YOKOSUKA NAVAL BASE, Japan -- Photos of an encounter between a Navy guided-missile destroyer and Chinese warship shed light on just how close the ships came to colliding Sunday in the South China Sea.
Naval website gCaptain.com published a series of photos Tuesday showing the USS Decatur and the People's Republic of China destroyer Luyang passing each other during the confrontation. The Chinese ship appears to veer close to the Decatur before the U.S. ship pulls away to avoid a collision.
A Navy official confirmed to Stars and Stripes on Wednesday that the photos are legitimate, but said it is unknown how the website got access to the images, which were not publicly released.

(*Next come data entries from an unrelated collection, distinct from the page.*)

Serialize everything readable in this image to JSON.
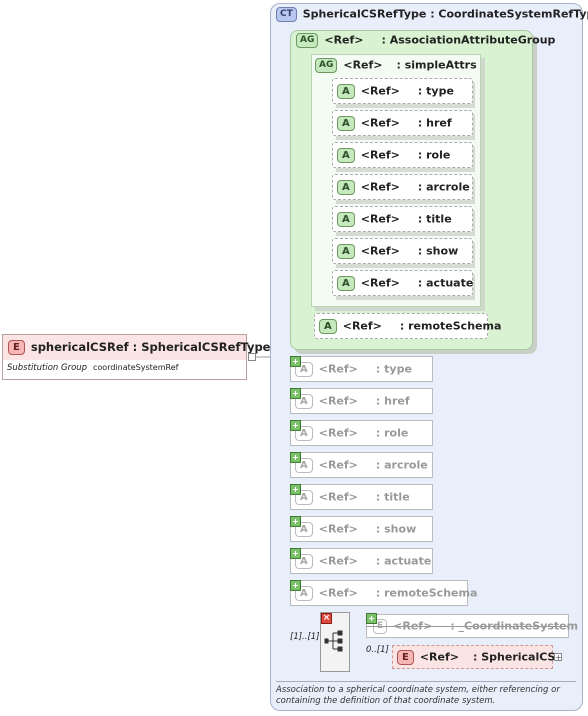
{
  "complex_type": {
    "badge": "CT",
    "label": "SphericalCSRefType : CoordinateSystemRefType"
  },
  "attribute_group": {
    "badge": "AG",
    "ref": "<Ref>",
    "name": ": AssociationAttributeGroup"
  },
  "inner_group": {
    "badge": "AG",
    "ref": "<Ref>",
    "name": ": simpleAttrs"
  },
  "inner_attributes": [
    {
      "badge": "A",
      "ref": "<Ref>",
      "name": ": type"
    },
    {
      "badge": "A",
      "ref": "<Ref>",
      "name": ": href"
    },
    {
      "badge": "A",
      "ref": "<Ref>",
      "name": ": role"
    },
    {
      "badge": "A",
      "ref": "<Ref>",
      "name": ": arcrole"
    },
    {
      "badge": "A",
      "ref": "<Ref>",
      "name": ": title"
    },
    {
      "badge": "A",
      "ref": "<Ref>",
      "name": ": show"
    },
    {
      "badge": "A",
      "ref": "<Ref>",
      "name": ": actuate"
    }
  ],
  "remote_schema": {
    "badge": "A",
    "ref": "<Ref>",
    "name": ": remoteSchema"
  },
  "collapsed_attributes": [
    {
      "badge": "A",
      "ref": "<Ref>",
      "name": ": type"
    },
    {
      "badge": "A",
      "ref": "<Ref>",
      "name": ": href"
    },
    {
      "badge": "A",
      "ref": "<Ref>",
      "name": ": role"
    },
    {
      "badge": "A",
      "ref": "<Ref>",
      "name": ": arcrole"
    },
    {
      "badge": "A",
      "ref": "<Ref>",
      "name": ": title"
    },
    {
      "badge": "A",
      "ref": "<Ref>",
      "name": ": show"
    },
    {
      "badge": "A",
      "ref": "<Ref>",
      "name": ": actuate"
    },
    {
      "badge": "A",
      "ref": "<Ref>",
      "name": ": remoteSchema"
    }
  ],
  "main_element": {
    "badge": "E",
    "label": "sphericalCSRef : SphericalCSRefType",
    "subst_label": "Substitution Group",
    "subst_value": "coordinateSystemRef"
  },
  "choice": {
    "multiplicity": "[1]..[1]"
  },
  "abstract_element": {
    "badge": "E",
    "ref": "<Ref>",
    "name": ": _CoordinateSystem"
  },
  "spherical_element": {
    "badge": "E",
    "ref": "<Ref>",
    "name": ": SphericalCS",
    "multiplicity": "0..[1]"
  },
  "documentation": "Association to a spherical coordinate system, either referencing or containing the definition of that coordinate system."
}
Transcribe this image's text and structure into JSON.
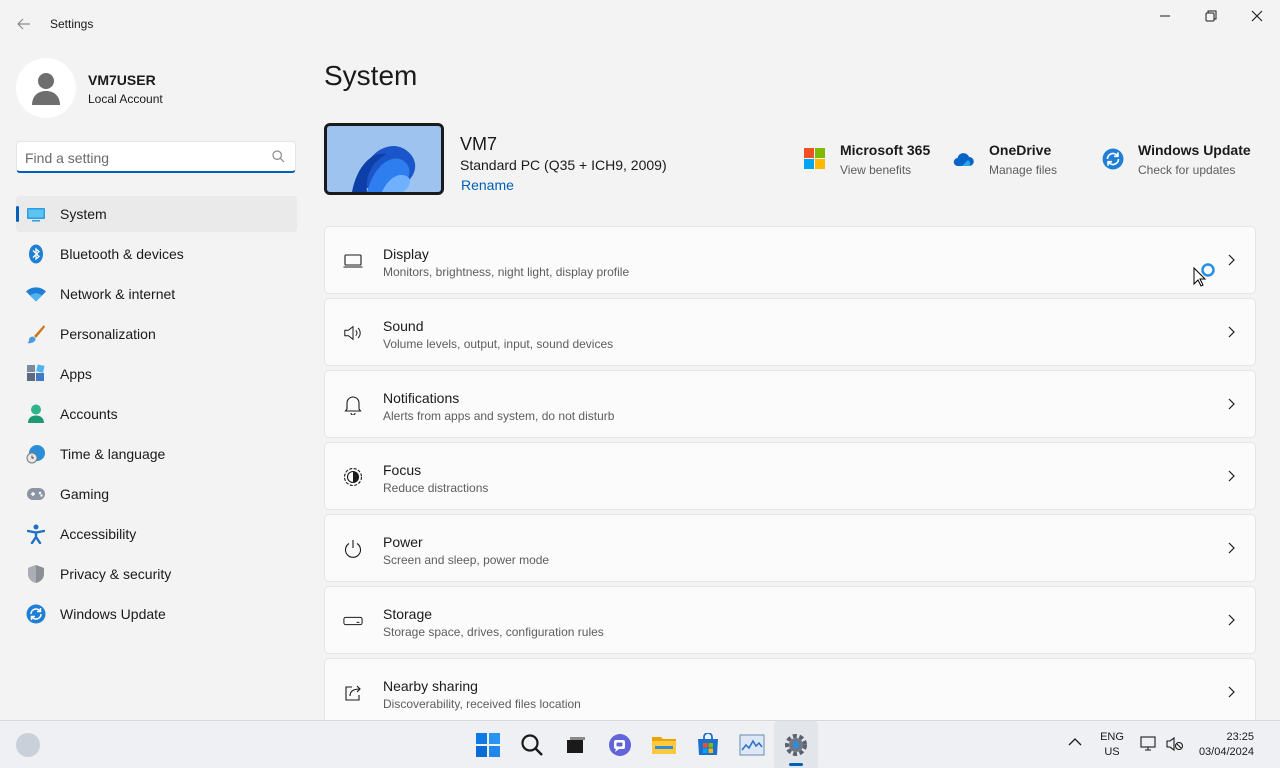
{
  "window": {
    "title": "Settings"
  },
  "user": {
    "name": "VM7USER",
    "account_type": "Local Account"
  },
  "search": {
    "placeholder": "Find a setting"
  },
  "nav": {
    "items": [
      {
        "label": "System",
        "icon": "monitor-icon",
        "active": true
      },
      {
        "label": "Bluetooth & devices",
        "icon": "bluetooth-icon"
      },
      {
        "label": "Network & internet",
        "icon": "wifi-icon"
      },
      {
        "label": "Personalization",
        "icon": "brush-icon"
      },
      {
        "label": "Apps",
        "icon": "apps-icon"
      },
      {
        "label": "Accounts",
        "icon": "person-icon"
      },
      {
        "label": "Time & language",
        "icon": "globe-clock-icon"
      },
      {
        "label": "Gaming",
        "icon": "gamepad-icon"
      },
      {
        "label": "Accessibility",
        "icon": "accessibility-icon"
      },
      {
        "label": "Privacy & security",
        "icon": "shield-icon"
      },
      {
        "label": "Windows Update",
        "icon": "update-icon"
      }
    ]
  },
  "page": {
    "title": "System"
  },
  "device": {
    "name": "VM7",
    "spec": "Standard PC (Q35 + ICH9, 2009)",
    "rename_label": "Rename"
  },
  "quick_links": [
    {
      "title": "Microsoft 365",
      "subtitle": "View benefits",
      "icon": "microsoft-logo-icon"
    },
    {
      "title": "OneDrive",
      "subtitle": "Manage files",
      "icon": "cloud-icon"
    },
    {
      "title": "Windows Update",
      "subtitle": "Check for updates",
      "icon": "update-icon"
    }
  ],
  "settings_cards": [
    {
      "title": "Display",
      "subtitle": "Monitors, brightness, night light, display profile",
      "icon": "laptop-icon"
    },
    {
      "title": "Sound",
      "subtitle": "Volume levels, output, input, sound devices",
      "icon": "speaker-icon"
    },
    {
      "title": "Notifications",
      "subtitle": "Alerts from apps and system, do not disturb",
      "icon": "bell-icon"
    },
    {
      "title": "Focus",
      "subtitle": "Reduce distractions",
      "icon": "focus-icon"
    },
    {
      "title": "Power",
      "subtitle": "Screen and sleep, power mode",
      "icon": "power-icon"
    },
    {
      "title": "Storage",
      "subtitle": "Storage space, drives, configuration rules",
      "icon": "storage-icon"
    },
    {
      "title": "Nearby sharing",
      "subtitle": "Discoverability, received files location",
      "icon": "share-icon"
    }
  ],
  "taskbar": {
    "language": {
      "line1": "ENG",
      "line2": "US"
    },
    "clock": {
      "time": "23:25",
      "date": "03/04/2024"
    }
  },
  "colors": {
    "accent": "#005fb8",
    "background": "#f3f3f3",
    "card": "#fbfbfb"
  }
}
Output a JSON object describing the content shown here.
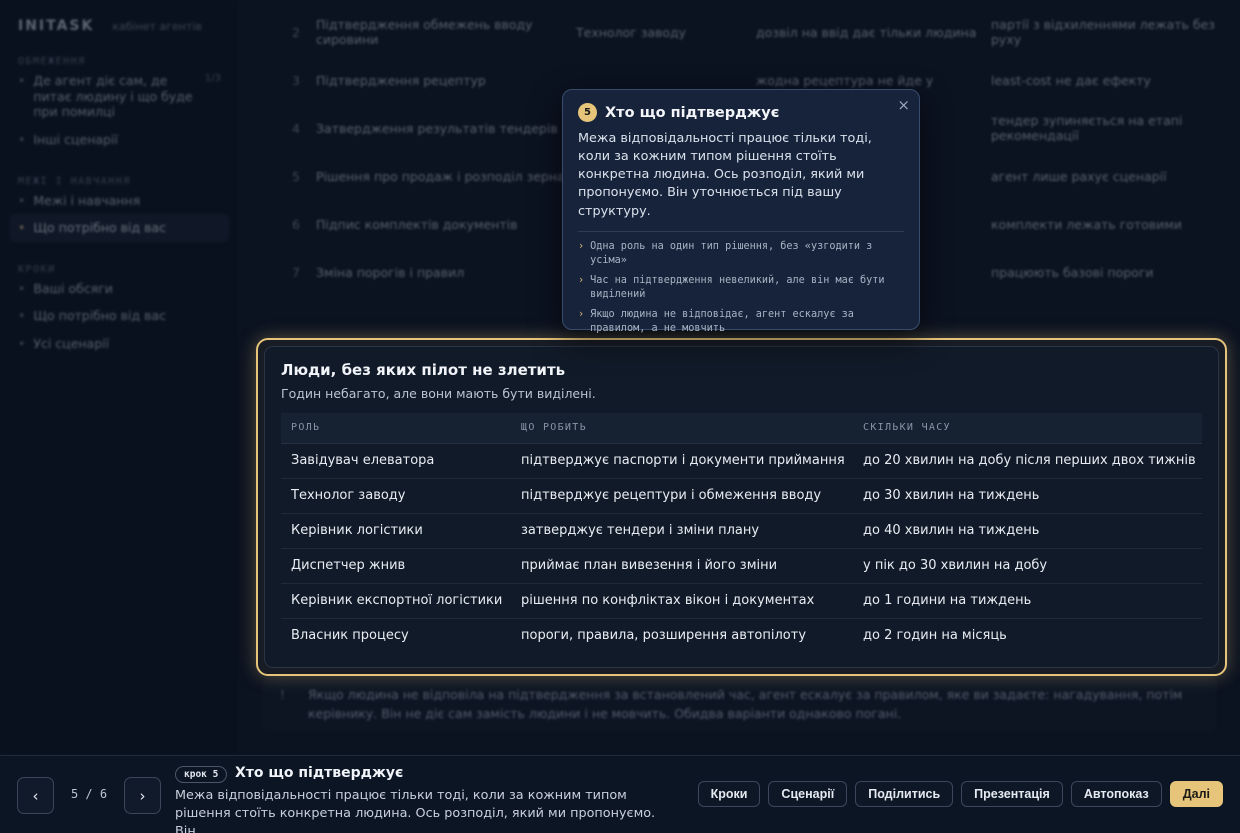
{
  "sidebar": {
    "brand": "INITASK",
    "brand_sub": "кабінет агентів",
    "sections": [
      {
        "title": "ОБМЕЖЕННЯ",
        "items": [
          {
            "label": "Де агент діє сам, де питає людину і що буде при помилці",
            "count": "1/3",
            "active": false
          },
          {
            "label": "Інші сценарії",
            "count": "",
            "active": false
          }
        ]
      },
      {
        "title": "МЕЖІ І НАВЧАННЯ",
        "items": [
          {
            "label": "Межі і навчання",
            "count": "",
            "active": false
          },
          {
            "label": "Що потрібно від вас",
            "count": "",
            "active": true
          }
        ]
      },
      {
        "title": "КРОКИ",
        "items": [
          {
            "label": "Ваші обсяги",
            "count": "",
            "active": false
          },
          {
            "label": "Що потрібно від вас",
            "count": "",
            "active": false
          },
          {
            "label": "Усі сценарії",
            "count": "",
            "active": false
          }
        ]
      }
    ]
  },
  "background_table": {
    "rows": [
      {
        "n": "2",
        "c1": "Підтвердження обмежень вводу сировини",
        "c2": "Технолог заводу",
        "c3": "дозвіл на ввід дає тільки людина",
        "c4": "партії з відхиленнями лежать без руху"
      },
      {
        "n": "3",
        "c1": "Підтвердження рецептур",
        "c2": "",
        "c3": "жодна рецептура не йде у",
        "c4": "least-cost не дає ефекту"
      },
      {
        "n": "4",
        "c1": "Затвердження результатів тендерів",
        "c2": "",
        "c3": "",
        "c4": "тендер зупиняється на етапі рекомендації"
      },
      {
        "n": "5",
        "c1": "Рішення про продаж і розподіл зерна",
        "c2": "",
        "c3": "",
        "c4": "агент лише рахує сценарії"
      },
      {
        "n": "6",
        "c1": "Підпис комплектів документів",
        "c2": "",
        "c3": "",
        "c4": "комплекти лежать готовими"
      },
      {
        "n": "7",
        "c1": "Зміна порогів і правил",
        "c2": "",
        "c3": "",
        "c4": "працюють базові пороги"
      }
    ]
  },
  "bg_note": {
    "index": "!",
    "text": "Якщо людина не відповіла на підтвердження за встановлений час, агент ескалує за правилом, яке ви задаєте: нагадування, потім керівнику. Він не діє сам замість людини і не мовчить. Обидва варіанти однаково погані."
  },
  "card": {
    "title": "Люди, без яких пілот не злетить",
    "subtitle": "Годин небагато, але вони мають бути виділені.",
    "columns": [
      "РОЛЬ",
      "ЩО РОБИТЬ",
      "СКІЛЬКИ ЧАСУ"
    ],
    "rows": [
      [
        "Завідувач елеватора",
        "підтверджує паспорти і документи приймання",
        "до 20 хвилин на добу після перших двох тижнів"
      ],
      [
        "Технолог заводу",
        "підтверджує рецептури і обмеження вводу",
        "до 30 хвилин на тиждень"
      ],
      [
        "Керівник логістики",
        "затверджує тендери і зміни плану",
        "до 40 хвилин на тиждень"
      ],
      [
        "Диспетчер жнив",
        "приймає план вивезення і його зміни",
        "у пік до 30 хвилин на добу"
      ],
      [
        "Керівник експортної логістики",
        "рішення по конфліктах вікон і документах",
        "до 1 години на тиждень"
      ],
      [
        "Власник процесу",
        "пороги, правила, розширення автопілоту",
        "до 2 годин на місяць"
      ]
    ]
  },
  "popover": {
    "step": "5",
    "title": "Хто що підтверджує",
    "close": "×",
    "body": "Межа відповідальності працює тільки тоді, коли за кожним типом рішення стоїть конкретна людина. Ось розподіл, який ми пропонуємо. Він уточнюється під вашу структуру.",
    "bullets": [
      "Одна роль на один тип рішення, без «узгодити з усіма»",
      "Час на підтвердження невеликий, але він має бути виділений",
      "Якщо людина не відповідає, агент ескалує за правилом, а не мовчить"
    ],
    "bullet_glyph": "›"
  },
  "bottombar": {
    "prev": "‹",
    "next": "›",
    "page": "5 / 6",
    "step_pill": "крок 5",
    "title": "Хто що підтверджує",
    "desc": "Межа відповідальності працює тільки тоді, коли за кожним типом рішення стоїть конкретна людина. Ось розподіл, який ми пропонуємо. Він...",
    "actions": [
      "Кроки",
      "Сценарії",
      "Поділитись",
      "Презентація",
      "Автопоказ"
    ],
    "primary": "Далі"
  },
  "colors": {
    "accent": "#e6c479",
    "background": "#0b1220",
    "panel": "#111a28",
    "popover": "#16233b"
  }
}
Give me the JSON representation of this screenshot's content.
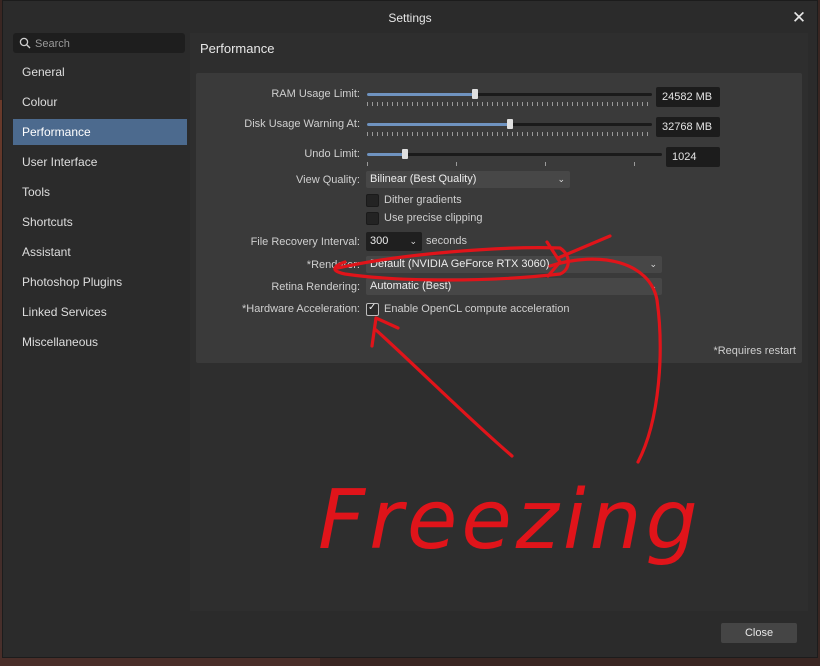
{
  "window": {
    "title": "Settings"
  },
  "search": {
    "placeholder": "Search"
  },
  "sidebar": {
    "items": [
      {
        "label": "General"
      },
      {
        "label": "Colour"
      },
      {
        "label": "Performance",
        "active": true
      },
      {
        "label": "User Interface"
      },
      {
        "label": "Tools"
      },
      {
        "label": "Shortcuts"
      },
      {
        "label": "Assistant"
      },
      {
        "label": "Photoshop Plugins"
      },
      {
        "label": "Linked Services"
      },
      {
        "label": "Miscellaneous"
      }
    ]
  },
  "page": {
    "title": "Performance"
  },
  "settings": {
    "ram": {
      "label": "RAM Usage Limit:",
      "value": "24582 MB",
      "fraction": 0.38
    },
    "disk": {
      "label": "Disk Usage Warning At:",
      "value": "32768 MB",
      "fraction": 0.5
    },
    "undo": {
      "label": "Undo Limit:",
      "value": "1024",
      "fraction": 0.13
    },
    "view_quality": {
      "label": "View Quality:",
      "value": "Bilinear (Best Quality)"
    },
    "dither": {
      "label": "Dither gradients",
      "checked": false
    },
    "precise_clipping": {
      "label": "Use precise clipping",
      "checked": false
    },
    "file_recovery": {
      "label": "File Recovery Interval:",
      "value": "300",
      "unit": "seconds"
    },
    "renderer": {
      "label": "*Renderer:",
      "value": "Default (NVIDIA GeForce RTX 3060)"
    },
    "retina": {
      "label": "Retina Rendering:",
      "value": "Automatic (Best)"
    },
    "hw_accel": {
      "label": "*Hardware Acceleration:",
      "option": "Enable OpenCL compute acceleration",
      "checked": true
    },
    "restart_note": "*Requires restart"
  },
  "buttons": {
    "close": "Close"
  },
  "annotation": {
    "text": "Freezing",
    "color": "#e0141a"
  },
  "colors": {
    "accent": "#4c6a8e",
    "slider_fill": "#6f93c0"
  }
}
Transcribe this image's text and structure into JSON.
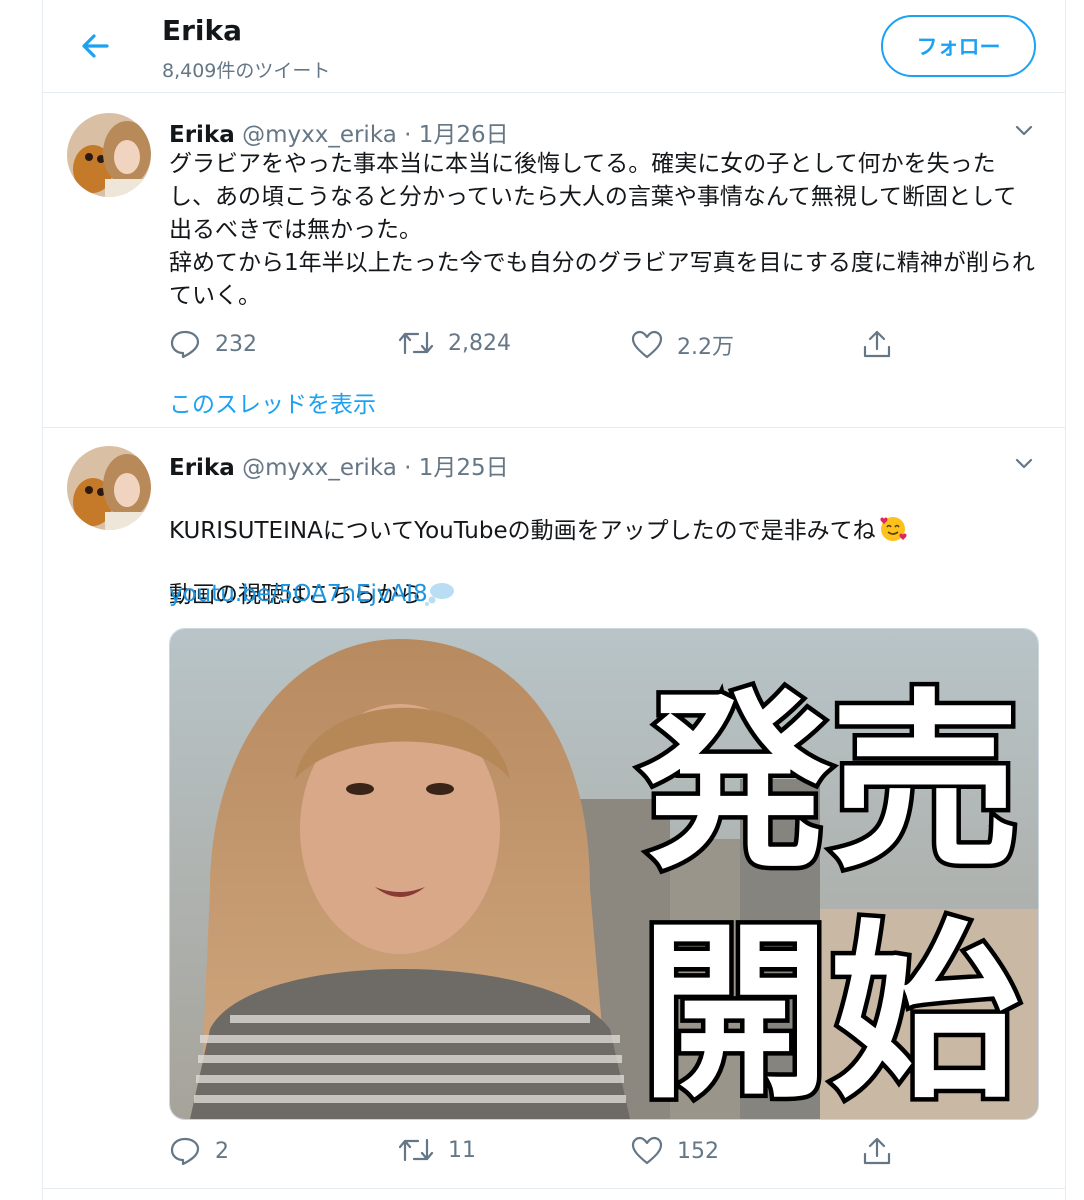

The incident happened about 8:30 a.m. Sunday when the Luyang sailed within 45 yards of the Decatur in "an unsafe and unprofessional maneuver," the Navy said Monday. It happened in the South China Sea near the Spratly Islands, which are a source of contention in the region as China, Taiwan, Malaysia, Vietnam and the Philippines each claim land masses in the area and dispute their sovereignty.
The Decatur was conducting a routine patrol of the region at the time -- something the Navy regularly does to ensure freedom of navigation through the contested international waters.
Lt. Cmdr. Tim Gordon, a spokesman for U.S. Pacific Fleet, said in a statement earlier this week that "the PRC destroyer conducted a series of increasingly aggressive maneuvers accompanied by warnings for [the] Decatur to depart the area" during the encounter.
"The PRC destroyer approached within 45 yards of [the] Decatur's bow, after which [the] Decatur maneuvered to prevent a collision," he said in the statement.
The Navy is now determining whether it will officially release of the images to the public.